2nd Sunday of Lent

A missionary told this tale. Some African Christians were sitting about at a retreat. The subject was how best to spread the Gospel. Various methods were suggested running from literature to videos to radio announcements. Finally a young woman arose. She said, “When we judge a pagan village is ready for the Lord Jesus, the first people we send in is a Christian family. It is their lives that will inspire the villagers to think seriously about becoming Christian. They are better than a hundred books or videos or radio announcements. They will be the keyhole through which others will see the Lord Christ. To spread the Church Christians must not so much promote as attract.” The woman’s views carried the day. As Albert Schweitzer, who was a superb keyhole in his own life, testified, “Example is not the main thing. It is the only thing.” This then is what we are aiming for while Lent remains very young. Like the Christ of today’s Gospel, we too must become transfigured. The Teacher is saying to us, “Do not dwell on my Transfiguration overly long today. Rather, continue or perhaps begin to work on your own.” 

The Christ is betting on each one of us here to become an attractive keyhole. Someone asked Mother Teresa how he might better spread the Gospel. She replied simply, “Smile more often. Live as though you believe there are 542 references to joy in the Scriptures.” But we are in luck. The Transfiguration of course occurred in a microsecond. There is no such time pressure on us. We have almost six weeks to accomplish our own transformation. Happily each of us is not acting alone. For we shall be attempting to become forty day wonders in communion with our fellow Catholics throughout the globe. We are – all of us – looking inward to remove the stains, wrinkles, and wounds from each of our lives. 

The entire Mystical Body of Christ is groaning to give birth to more attractive Catholics. In seminaries, monasteries, and convents, this period is traditionally called Quadraginta. In Italy, our fellow Catholics call it Quaresima. In Spain, Cuaresima. In France, Careme. And, among my ancestors in Eire, Corghas. But it makes no difference really what one calls this season. As Vatican Council II reminded us, we are all members of a Church always needing reform. Cleansed or, perhaps better, transfigured at Easter, we will move out of our churches ready to transform others. 

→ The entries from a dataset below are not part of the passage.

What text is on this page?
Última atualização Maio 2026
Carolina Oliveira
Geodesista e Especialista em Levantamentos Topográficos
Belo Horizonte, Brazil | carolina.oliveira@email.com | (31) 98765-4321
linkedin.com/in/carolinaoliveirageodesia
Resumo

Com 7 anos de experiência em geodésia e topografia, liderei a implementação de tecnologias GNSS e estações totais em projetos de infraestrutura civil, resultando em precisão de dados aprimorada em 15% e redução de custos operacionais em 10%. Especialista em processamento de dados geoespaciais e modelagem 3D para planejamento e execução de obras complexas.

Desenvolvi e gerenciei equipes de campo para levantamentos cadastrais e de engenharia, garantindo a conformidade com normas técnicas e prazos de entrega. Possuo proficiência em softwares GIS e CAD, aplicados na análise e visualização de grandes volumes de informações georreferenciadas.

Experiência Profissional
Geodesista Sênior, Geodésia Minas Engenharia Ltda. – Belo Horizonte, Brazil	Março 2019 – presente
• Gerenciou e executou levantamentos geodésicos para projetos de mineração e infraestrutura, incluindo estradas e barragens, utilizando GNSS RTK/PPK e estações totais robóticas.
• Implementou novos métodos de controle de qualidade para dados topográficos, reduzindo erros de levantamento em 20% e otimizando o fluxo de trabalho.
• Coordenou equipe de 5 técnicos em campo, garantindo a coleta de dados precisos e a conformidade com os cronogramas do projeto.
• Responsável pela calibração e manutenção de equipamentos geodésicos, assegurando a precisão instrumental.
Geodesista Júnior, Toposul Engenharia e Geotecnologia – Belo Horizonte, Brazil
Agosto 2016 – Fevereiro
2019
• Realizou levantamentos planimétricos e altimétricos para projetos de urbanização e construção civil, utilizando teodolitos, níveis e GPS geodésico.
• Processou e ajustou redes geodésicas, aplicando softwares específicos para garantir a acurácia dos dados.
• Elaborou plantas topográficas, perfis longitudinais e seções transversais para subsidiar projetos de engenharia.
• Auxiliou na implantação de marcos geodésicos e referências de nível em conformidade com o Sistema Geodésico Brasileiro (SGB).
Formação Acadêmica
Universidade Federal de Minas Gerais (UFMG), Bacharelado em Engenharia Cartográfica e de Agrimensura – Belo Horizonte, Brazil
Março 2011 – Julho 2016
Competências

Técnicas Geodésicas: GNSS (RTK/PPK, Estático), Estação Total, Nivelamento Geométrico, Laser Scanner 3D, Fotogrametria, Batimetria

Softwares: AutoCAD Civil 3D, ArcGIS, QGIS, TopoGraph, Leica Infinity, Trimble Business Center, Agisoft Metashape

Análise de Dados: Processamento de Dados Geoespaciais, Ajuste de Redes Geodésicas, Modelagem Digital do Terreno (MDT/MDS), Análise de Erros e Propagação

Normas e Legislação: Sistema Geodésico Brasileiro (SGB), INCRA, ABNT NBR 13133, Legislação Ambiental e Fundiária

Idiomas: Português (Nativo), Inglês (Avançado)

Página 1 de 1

We will pass on to others what we our own selves have first achieved. And those “others” desperately need us. One American government official describes the current scene this way. “In this country, it is impossible to maintain civilization with 12-year olds having babies, with 15-year olds killing each other, with 17-year olds dying of AIDS, and with 18-year olds ending up with diplomas they can’t even read.” And as a Director of Campus Ministry at a college of mostly Catholic students, I must add that fewer and fewer of their number see any need to attend Sunday Liturgy. The Eucharist is unknown country for most of them. “We are becoming the kind of society,” says former US Secretary of Education William J Bennett, “that other nineteenth century societies sent missionaries to.” So, our work is obviously cut out for us. 

But, as the late John Tracy Ellis would point out, a knowledge of history is comforting. It tells us that the Church has had a long practice in saving and redeeming civilizations. Why then not this one? But here is the rub. As one sage has written, we must be the change that we want to see in the world. And so there rises the absolute necessity that this be the best Lent that each of us has ever had. “If ever this society was in need of Catholicism, ” said Secretary Bennett, “it is now. If 60 million Catholics were to live and vote their faith, it would transform American society.” And, if Catholic throughout the globe were to live their belief in the Christ, it would transform world society. Remember this message from an unknown author as you go about transforming yourself. The Jesus you wish to imitate came not to dominate but to motivate, not to condemn but to forgive, not to oppress but to free, not to compel but to teach.